Genes Cells. 2024 Jan;29(1):5-16. doi: 10.1111/gtc.13082. Epub 2023 Nov 21.
Assay for Transposase-Accessible Chromatin using high-throughput sequencing (ATAC-seq) is the popular technique using next-generation sequencing to measure chromatin accessibility and identify open chromatin regions. While read alignment shape information of next-generation sequencing data with intensity information has been used in various bioinformatics methods, few studies have focused on pure shape information alone. In this study, we investigated what types of ATAC-seq read alignment shapes are observed for the promoter region and whether the pure shape information was related or unrelated to other gene features. We introduced a novel concept and pipeline for handling the pure shape information of NGS data as probability distributions and quantifying their dissimilarities by information theory.
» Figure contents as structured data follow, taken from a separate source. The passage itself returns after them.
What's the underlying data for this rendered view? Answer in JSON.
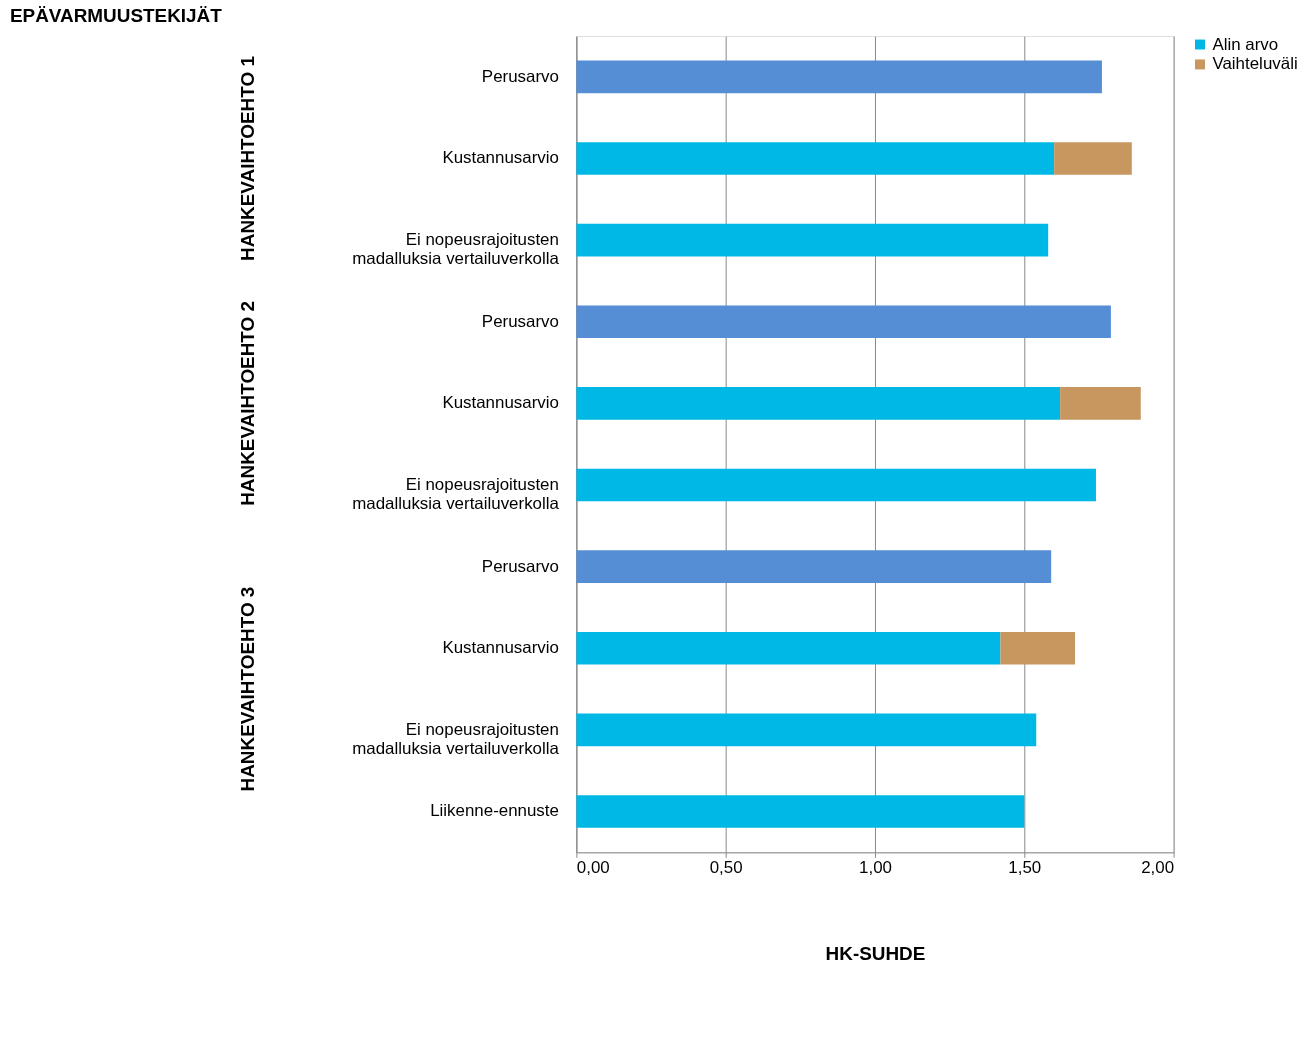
{
  "chart_data": {
    "type": "bar",
    "orientation": "horizontal",
    "stacked": true,
    "title": "EPÄVARMUUSTEKIJÄT",
    "xlabel": "HK-SUHDE",
    "annotations": [
      "HANKEVAIHTOEHTO 1",
      "HANKEVAIHTOEHTO 2",
      "HANKEVAIHTOEHTO 3"
    ],
    "categories": [
      "Perusarvo",
      "Kustannusarvio",
      "Ei nopeusrajoitusten madalluksia vertailuverkolla",
      "Perusarvo",
      "Kustannusarvio",
      "Ei nopeusrajoitusten madalluksia vertailuverkolla",
      "Perusarvo",
      "Kustannusarvio",
      "Ei nopeusrajoitusten madalluksia vertailuverkolla",
      "Liikenne-ennuste"
    ],
    "series": [
      {
        "color": "#558ed5",
        "values": [
          1.76,
          null,
          null,
          1.79,
          null,
          null,
          1.59,
          null,
          null,
          null
        ]
      },
      {
        "name": "Alin arvo",
        "color": "#00b8e6",
        "values": [
          null,
          1.6,
          1.58,
          null,
          1.62,
          1.74,
          null,
          1.42,
          1.54,
          1.5
        ]
      },
      {
        "name": "Vaihteluväli",
        "color": "#c8965f",
        "values": [
          null,
          0.26,
          null,
          null,
          0.27,
          null,
          null,
          0.25,
          null,
          null
        ]
      }
    ],
    "xlim": [
      0,
      2
    ],
    "xticks": [
      {
        "value": 0,
        "label": "0,00"
      },
      {
        "value": 0.5,
        "label": "0,50"
      },
      {
        "value": 1,
        "label": "1,00"
      },
      {
        "value": 1.5,
        "label": "1,50"
      },
      {
        "value": 2,
        "label": "2,00"
      }
    ],
    "grid": "x",
    "legend": "right"
  }
}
Based on this concept, we demonstrate that the pure shape information of ATAC-seq data is correlated with chromatin openness and some gene characteristics. On the other hand, it is suggested that the pure information of ATAC-seq read alignment shape is unlikely to contain additional information to explain differences in RNA expression. Our study suggests that viewing the read alignment shape of NGS data as probability distributions enables us to capture the characteristics of the genome-wide landscape of such data in a non-parametric manner.
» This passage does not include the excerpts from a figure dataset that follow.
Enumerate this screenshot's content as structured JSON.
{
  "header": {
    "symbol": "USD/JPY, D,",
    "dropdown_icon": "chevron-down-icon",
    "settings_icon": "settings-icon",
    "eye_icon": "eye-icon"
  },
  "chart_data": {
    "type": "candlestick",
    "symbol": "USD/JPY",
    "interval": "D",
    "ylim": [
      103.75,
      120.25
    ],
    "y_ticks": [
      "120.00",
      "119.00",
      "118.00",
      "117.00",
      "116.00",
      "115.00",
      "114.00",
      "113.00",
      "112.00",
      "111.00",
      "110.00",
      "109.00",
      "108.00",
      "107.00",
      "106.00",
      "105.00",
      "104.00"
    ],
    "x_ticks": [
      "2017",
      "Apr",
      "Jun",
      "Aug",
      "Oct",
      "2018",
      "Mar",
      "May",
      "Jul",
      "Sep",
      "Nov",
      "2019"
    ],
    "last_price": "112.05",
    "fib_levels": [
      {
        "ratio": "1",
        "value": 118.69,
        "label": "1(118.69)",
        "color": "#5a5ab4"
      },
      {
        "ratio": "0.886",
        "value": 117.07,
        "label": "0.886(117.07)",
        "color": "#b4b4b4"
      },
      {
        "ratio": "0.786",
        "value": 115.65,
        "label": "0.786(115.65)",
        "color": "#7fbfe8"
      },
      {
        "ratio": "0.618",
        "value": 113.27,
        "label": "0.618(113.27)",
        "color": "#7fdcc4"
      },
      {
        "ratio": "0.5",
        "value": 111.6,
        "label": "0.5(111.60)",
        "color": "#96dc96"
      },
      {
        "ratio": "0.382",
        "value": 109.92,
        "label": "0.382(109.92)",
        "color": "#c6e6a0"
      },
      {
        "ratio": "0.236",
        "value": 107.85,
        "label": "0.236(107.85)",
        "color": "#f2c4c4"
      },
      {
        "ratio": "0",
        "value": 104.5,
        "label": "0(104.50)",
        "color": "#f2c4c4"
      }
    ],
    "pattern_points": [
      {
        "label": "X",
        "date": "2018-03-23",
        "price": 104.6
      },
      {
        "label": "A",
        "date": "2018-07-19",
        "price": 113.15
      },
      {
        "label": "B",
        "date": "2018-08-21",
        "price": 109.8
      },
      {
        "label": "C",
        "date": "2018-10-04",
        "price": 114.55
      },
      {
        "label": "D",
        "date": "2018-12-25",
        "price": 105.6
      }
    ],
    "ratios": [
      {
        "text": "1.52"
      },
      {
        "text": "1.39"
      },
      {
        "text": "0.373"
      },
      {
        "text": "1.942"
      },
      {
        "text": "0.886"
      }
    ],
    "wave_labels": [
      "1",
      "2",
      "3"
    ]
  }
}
使用高通量测序(ATAC-seq)进行转座酶可及染色质分析是一种流行的技术,它使用下一代测序来测量染色质可及性并识别开放染色质区域。虽然下一代测序数据的读取比对形状信息与强度信息已在各种生物信息学方法中得到应用,但很少有研究仅关注纯形状信息。在这项研究中,我们研究了在启动子区域观察到的 ATAC-seq 读取比对形状的类型,以及纯形状信息是否与其他基因特征相关或不相关。我们引入了一个新概念和处理 NGS 数据纯形状信息的管道,将其作为概率分布,并通过信息论来量化它们的差异。基于这个概念,我们证明了 ATAC-seq 数据的纯形状信息与染色质开放性和一些基因特征相关。另一方面,我们认为 ATAC-seq 读取比对形状的纯信息不太可能包含额外的信息来解释 RNA 表达的差异。我们的研究表明,将 NGS 数据的读取比对形状视为概率分布,使我们能够以非参数方式捕获此类数据的全基因组景观特征。